Humans love to laugh so much that there
are actually industries built around
laughter. Jokes, sitcoms and comedians
are all designed to get us laughing,
because laughing feels good. For us it
seems so natural, but the funny thing is
that humans are one of the only species
that laughs. Laughter is actually a
complex response that involves many of
the same skills used in solving
problems.
First of all, laughter is not the same as
humor. Laughter is the
physiological response to humor.
Laughter consists of two parts -- a set of
gestures and the production of a sound. When
we laugh, the brain pressures us to conduct
both those activities simultaneously. When
we laugh heartily, changes occur in many
parts of the body, even the arm, leg and
trunk muscles.
Philosopher John Morreall believes that the
first human laughter may have begun as a
gesture of shared relief at the passing of
danger.

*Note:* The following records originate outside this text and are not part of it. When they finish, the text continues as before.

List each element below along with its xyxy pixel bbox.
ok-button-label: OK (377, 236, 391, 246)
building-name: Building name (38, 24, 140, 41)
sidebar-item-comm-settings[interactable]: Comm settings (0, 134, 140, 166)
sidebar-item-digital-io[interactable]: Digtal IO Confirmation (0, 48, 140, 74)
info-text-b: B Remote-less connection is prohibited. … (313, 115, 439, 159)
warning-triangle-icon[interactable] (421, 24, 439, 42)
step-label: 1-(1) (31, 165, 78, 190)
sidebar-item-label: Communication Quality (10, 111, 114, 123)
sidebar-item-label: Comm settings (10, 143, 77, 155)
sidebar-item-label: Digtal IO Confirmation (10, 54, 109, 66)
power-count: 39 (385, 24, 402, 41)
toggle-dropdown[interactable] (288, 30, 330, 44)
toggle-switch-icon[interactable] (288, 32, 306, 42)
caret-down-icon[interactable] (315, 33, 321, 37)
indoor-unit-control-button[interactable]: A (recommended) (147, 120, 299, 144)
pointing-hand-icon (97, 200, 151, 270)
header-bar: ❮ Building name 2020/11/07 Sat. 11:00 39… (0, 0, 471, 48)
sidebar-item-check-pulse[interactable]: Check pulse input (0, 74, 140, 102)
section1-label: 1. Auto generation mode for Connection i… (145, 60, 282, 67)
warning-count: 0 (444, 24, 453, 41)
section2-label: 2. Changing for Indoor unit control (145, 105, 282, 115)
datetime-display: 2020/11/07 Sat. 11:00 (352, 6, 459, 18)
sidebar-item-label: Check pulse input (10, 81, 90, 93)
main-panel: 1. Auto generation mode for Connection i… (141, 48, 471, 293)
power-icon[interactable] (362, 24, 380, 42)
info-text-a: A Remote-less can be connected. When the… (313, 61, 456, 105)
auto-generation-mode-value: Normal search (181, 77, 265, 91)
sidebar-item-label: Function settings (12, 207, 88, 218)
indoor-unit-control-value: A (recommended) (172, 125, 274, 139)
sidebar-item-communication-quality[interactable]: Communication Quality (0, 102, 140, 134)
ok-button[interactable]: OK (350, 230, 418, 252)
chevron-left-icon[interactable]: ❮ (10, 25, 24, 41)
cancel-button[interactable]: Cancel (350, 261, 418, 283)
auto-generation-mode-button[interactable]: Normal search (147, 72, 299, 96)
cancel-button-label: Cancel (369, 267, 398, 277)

And since the relaxation that
results from a bout of laughter inhibits the
biological fight-or-flight response,
laughter may indicate trust in one's
companions.
The physiological study of laughter has its own name --
gelotology. And we know that certain parts of the brain
are responsible for certain human functions. For example, emotional
responses are the function of the brain's largest region, the
frontal lobe. But researchers have learned that the
production of laughter is involved with various regions of the
brain. While the relationship between laughter and the brain is not
fully understood, researchers are making some progress.